Walaupun sudah banyak waktu yang di lalui untuk memanjat, tetapi, jaraknya menuju puncak masih sangat jauh.


Setengah bagian tebing pun sepertinya belum dia telusuri karena permukaan tanah di bawah masih terlihat sangat jelas.


"Permisi, tuan! Kau sedang apa diatas sana?!"


Suara teriakan seorang wanita muda terdengar menegurnya keras dari arah bawah tebing yang dia naiki.


Di bawah sana, terlihat sosok wanita muda yang memakai pakaian sederhana tanpa perhiasaan apapun. Meskipun begitu wanita muda itu memiliki wajah bulat seperti persik matang yang berair manis.
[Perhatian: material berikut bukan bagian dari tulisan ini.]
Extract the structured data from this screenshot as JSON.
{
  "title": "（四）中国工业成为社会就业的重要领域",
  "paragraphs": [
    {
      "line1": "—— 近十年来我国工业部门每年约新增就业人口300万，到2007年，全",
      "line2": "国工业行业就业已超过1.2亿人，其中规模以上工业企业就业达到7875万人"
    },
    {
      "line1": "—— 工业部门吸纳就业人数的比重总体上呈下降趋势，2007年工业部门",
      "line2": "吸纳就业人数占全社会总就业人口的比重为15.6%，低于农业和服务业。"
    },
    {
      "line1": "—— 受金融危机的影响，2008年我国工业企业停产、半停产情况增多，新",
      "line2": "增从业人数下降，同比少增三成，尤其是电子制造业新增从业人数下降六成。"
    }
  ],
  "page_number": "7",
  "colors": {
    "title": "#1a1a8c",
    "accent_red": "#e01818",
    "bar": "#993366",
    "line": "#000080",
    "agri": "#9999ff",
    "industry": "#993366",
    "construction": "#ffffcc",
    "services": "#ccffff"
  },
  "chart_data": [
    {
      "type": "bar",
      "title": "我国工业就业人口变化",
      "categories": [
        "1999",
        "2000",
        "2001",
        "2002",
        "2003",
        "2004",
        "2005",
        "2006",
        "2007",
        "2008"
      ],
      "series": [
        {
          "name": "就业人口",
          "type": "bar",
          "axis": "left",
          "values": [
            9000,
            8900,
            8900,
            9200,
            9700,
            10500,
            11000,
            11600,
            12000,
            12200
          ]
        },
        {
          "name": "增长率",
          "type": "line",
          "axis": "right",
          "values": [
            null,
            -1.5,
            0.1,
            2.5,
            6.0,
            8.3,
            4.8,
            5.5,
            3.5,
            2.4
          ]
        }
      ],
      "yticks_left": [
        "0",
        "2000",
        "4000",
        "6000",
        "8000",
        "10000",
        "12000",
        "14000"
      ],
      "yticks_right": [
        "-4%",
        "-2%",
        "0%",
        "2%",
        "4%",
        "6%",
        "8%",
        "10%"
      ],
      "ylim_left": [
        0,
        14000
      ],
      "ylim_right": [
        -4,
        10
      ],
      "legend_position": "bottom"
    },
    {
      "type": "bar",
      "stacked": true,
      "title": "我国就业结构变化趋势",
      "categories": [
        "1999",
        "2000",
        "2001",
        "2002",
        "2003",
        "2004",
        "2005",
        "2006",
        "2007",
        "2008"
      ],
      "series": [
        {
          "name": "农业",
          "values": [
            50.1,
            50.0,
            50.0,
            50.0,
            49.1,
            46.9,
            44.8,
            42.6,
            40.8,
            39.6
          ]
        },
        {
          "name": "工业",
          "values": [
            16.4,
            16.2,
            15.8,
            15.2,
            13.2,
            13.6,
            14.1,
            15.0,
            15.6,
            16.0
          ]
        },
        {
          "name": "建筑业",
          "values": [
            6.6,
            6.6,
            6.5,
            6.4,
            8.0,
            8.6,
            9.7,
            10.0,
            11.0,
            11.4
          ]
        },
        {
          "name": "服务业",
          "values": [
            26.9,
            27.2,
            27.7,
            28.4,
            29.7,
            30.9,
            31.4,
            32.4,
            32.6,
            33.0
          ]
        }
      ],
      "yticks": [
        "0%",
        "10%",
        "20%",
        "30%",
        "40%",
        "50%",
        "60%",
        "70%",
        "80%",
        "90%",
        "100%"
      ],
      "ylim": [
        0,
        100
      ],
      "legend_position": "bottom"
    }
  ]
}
Dia tidak terlihat kusam di balik pakaian sederhana nya dan malah itu memberikan dia kesan polos dan bersih. Keranjang bambu yang di kenakan di punggungnya penuh dengan sayur dan herbal gunung.


"Sebelum itu—sebutkan terlebih dahulu siapa diri Anda wahai Nona Muda? Mengapa berbicara pada saya?"


Itu adalah Xiu Huanran yang menjawab dengan ketus dari atas tebing.


"Ah... maafkan jika saya lancang, Tuan." Wanita muda itu balas berkata dengan sopan.


"...." Xiu Huanran tidak menjawab dan memilih mengacuhkannya. Pikiran pria ini sepertinya hanya tertuju untuk menemukan keberadaan sang adik perempuan.


"Hanya saja kuda-kuda yang Anda tinggalkan ini terluka dan berlari tanpa arah. Bukankah lebih baik Anda mengikatnya terlebih dahulu sebelum meninggalkan mereka." Suara wanita muda itu kembali terdengar membuat Xiu Huanran mendengus untuk menolehkan wajah.


Srukk...


Xiu Huanran merogoh kantung bajunya dan segera melemparkan kantong koin kepada wanita muda tersebut. Itu berisi beberapa tael perak dan emas.


"Aku titip kuda-kuda itu. Rawatlah mereka sebentar." Dia memerintah dengan tak acuh.


Wanita muda yang menjadi lawan bicaranya tercengang dengan mulut berkedut jengkel, ia reflek menangkap kantong koin tersebut.


"Maaf, tuan. Saya—"


"Nona muda, aku tidak ada waktu untuk berbicara denganmu. Jadi, pergi dan enyahlah." Xiu Huanran berkata dengan tajam menyerobot ucapan wanita muda tersebut.


Tanpa sadar Xiu Huanran kembali mengatupkan bibirnya dan menggeram; "Beruang sialan itu membawa adikku pergi. Aku harus menemukannya." Urat-urat di tangannya menonjol ketika dia dengan kuat mencengkeram permukaan batu yang tajam sampai kulitnya tergores mengeluarkan darah.


Wanita muda tersebut tidak bereaksi marah, sebaliknya dia seperti berpikir keras dengan kerutan kencang di dahinya.


"Beruang kata Anda?" Wanita muda bergumam mengeluarkan pertanyaan. "Ah... apakah itu Lili?!" Tiba-tiba ia berteriak keras penuh kejutan.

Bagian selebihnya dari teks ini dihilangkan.